The high court ruled that the trial judge focused too much on the question of consent, and not the broader issue of whether the girls were exploited.

“The trial judge was also required to holistically assess the nature and circumstances of the relationship to determine whether sexual activity was rendered unlawful,” wrote Justice Andromache Karakatsanis for the court.

“By failing to consider whether the underlying relationship between the complainants and the appellants was exploitative, the trial judge erred in law.”

The saga of two girls, who were 14 at the time, began when they ran away from a High Prairie, Alta. treatment centre and found their way to Edmonton.

One of the girls had fallen into prostitution, and they abused crack cocaine and marijuana.

They went to stay with Barabash, then 60, and Rollison, then 41, who supplied them with drugs and a roof over their heads.

The girls also performed explicit sex acts on video, which Barabash kept and never showed them.

One of the girls was asked if she wanted to do what she did, according to the federal attorney general’s factum.

“I wanted the drugs,” the girl replied.

At the time, a 14-year-old could consent to sexual activity but the law has since raised the age of consent to 16.

The trial judge and the one appeal court judge supported an acquittal for the men on the basis that the sex acts and the recording were “ostensibly consensual,” and that the pornography that was created was privately held.

But the Supreme Court offered further clarification, in a ruling that will guide how the two men are retried, saying that “even if a young person consents to the sexual activity, it may nonetheless be unlawful in certain circumstances.”

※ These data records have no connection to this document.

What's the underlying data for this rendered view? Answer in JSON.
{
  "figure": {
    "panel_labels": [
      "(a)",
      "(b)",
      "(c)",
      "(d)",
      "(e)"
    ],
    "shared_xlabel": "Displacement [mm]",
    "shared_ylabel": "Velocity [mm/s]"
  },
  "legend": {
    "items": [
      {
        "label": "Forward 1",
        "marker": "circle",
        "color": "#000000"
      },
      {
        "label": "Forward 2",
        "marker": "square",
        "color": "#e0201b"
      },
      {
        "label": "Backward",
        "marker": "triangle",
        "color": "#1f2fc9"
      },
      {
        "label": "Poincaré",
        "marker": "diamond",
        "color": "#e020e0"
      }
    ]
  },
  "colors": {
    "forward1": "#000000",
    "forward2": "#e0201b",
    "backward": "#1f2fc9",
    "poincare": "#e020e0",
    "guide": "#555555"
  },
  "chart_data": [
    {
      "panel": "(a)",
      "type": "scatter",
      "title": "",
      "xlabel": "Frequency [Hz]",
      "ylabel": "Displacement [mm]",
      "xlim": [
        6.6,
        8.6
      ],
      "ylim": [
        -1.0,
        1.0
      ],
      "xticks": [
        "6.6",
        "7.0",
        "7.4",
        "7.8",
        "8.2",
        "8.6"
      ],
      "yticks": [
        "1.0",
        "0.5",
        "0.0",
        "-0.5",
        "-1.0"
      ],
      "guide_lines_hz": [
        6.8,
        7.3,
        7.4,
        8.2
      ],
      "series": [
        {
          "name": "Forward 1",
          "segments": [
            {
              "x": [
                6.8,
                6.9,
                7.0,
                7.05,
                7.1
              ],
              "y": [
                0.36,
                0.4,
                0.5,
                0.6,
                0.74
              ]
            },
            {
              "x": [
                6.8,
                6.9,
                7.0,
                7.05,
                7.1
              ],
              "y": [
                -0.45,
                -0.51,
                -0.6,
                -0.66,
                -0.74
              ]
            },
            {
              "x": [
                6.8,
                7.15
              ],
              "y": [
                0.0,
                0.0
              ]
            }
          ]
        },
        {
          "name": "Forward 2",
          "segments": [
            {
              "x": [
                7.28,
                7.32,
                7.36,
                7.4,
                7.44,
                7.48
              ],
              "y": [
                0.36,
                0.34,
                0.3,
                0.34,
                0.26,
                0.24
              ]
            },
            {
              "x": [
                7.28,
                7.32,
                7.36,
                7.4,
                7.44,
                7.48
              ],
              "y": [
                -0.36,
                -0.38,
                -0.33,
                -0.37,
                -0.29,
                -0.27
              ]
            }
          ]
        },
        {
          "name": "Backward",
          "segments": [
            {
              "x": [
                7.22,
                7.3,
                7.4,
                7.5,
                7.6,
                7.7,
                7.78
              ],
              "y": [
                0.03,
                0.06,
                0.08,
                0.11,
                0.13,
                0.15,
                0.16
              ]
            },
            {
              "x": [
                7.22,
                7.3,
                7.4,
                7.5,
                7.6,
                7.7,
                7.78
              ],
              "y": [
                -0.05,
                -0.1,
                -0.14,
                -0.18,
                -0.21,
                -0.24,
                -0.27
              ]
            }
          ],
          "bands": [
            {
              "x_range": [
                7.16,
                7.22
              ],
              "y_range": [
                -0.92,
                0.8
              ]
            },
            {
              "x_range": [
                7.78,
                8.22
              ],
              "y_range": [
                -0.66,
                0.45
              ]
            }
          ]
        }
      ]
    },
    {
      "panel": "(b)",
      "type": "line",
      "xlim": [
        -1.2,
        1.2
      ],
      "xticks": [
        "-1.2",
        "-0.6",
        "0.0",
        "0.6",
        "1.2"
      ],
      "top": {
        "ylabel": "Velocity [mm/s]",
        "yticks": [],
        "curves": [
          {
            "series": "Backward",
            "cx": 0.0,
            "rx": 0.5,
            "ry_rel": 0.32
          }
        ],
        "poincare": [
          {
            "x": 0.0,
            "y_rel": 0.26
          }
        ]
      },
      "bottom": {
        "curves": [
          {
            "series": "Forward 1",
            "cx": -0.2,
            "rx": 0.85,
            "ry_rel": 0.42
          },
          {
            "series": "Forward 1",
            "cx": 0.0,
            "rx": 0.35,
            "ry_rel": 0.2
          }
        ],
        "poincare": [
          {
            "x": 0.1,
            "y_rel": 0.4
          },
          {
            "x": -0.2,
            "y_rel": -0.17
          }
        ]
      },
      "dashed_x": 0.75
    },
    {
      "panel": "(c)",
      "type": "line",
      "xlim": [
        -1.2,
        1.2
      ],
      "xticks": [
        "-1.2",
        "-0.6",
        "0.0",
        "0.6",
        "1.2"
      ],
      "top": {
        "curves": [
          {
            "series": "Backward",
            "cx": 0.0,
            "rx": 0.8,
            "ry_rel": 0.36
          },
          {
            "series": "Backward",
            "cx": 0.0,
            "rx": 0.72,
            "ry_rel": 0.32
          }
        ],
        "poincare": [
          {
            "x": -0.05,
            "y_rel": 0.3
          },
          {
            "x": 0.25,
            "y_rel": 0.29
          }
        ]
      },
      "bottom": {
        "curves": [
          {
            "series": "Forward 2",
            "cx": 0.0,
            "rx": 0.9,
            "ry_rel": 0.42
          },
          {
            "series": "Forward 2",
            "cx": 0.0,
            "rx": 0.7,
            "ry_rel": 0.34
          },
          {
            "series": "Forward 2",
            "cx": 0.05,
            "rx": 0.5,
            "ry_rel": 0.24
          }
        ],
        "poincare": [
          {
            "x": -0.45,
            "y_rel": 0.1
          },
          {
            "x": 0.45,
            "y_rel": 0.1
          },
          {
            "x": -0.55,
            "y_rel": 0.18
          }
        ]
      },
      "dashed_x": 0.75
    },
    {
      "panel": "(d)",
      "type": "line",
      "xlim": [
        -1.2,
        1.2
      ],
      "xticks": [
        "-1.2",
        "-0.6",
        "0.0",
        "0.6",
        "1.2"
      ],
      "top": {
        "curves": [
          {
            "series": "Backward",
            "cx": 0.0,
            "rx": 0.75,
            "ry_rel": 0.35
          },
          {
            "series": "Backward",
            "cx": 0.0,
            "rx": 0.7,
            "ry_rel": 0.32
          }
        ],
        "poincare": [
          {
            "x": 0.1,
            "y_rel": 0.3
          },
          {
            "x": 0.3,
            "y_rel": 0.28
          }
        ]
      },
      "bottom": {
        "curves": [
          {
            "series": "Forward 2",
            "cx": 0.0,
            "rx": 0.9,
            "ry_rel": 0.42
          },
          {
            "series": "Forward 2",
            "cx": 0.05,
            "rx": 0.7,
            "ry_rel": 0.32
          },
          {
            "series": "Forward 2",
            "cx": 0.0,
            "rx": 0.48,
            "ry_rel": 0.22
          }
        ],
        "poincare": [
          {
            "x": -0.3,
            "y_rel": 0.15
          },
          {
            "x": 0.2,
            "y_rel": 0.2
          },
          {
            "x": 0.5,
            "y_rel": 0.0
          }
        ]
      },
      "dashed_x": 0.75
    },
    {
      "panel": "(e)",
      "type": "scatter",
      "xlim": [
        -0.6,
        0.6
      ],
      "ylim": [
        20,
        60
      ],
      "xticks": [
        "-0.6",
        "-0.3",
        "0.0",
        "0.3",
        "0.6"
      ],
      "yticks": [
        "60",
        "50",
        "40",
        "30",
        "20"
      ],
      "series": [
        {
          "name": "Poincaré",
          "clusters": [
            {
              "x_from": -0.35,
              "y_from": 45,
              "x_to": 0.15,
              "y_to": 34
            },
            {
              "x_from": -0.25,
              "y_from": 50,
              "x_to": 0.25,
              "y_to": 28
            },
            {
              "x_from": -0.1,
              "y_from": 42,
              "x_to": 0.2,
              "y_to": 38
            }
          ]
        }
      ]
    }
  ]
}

The high court ruling said that another section of the Criminal Code makes it an offence to exploit youths up to age 17. The criteria includes if the young person is in a “relationship of dependency” or if an adult “invites, counsels or incites a young person” to engage in activity with a sexual purpose.

In its written argument to the Supreme Court, the federal attorney general said the harm that child pornography inflicts on children must be assessed when the private-use defence is raised.

“In short, the narrow interpretation is a recipe for the exploitation of vulnerable youth.”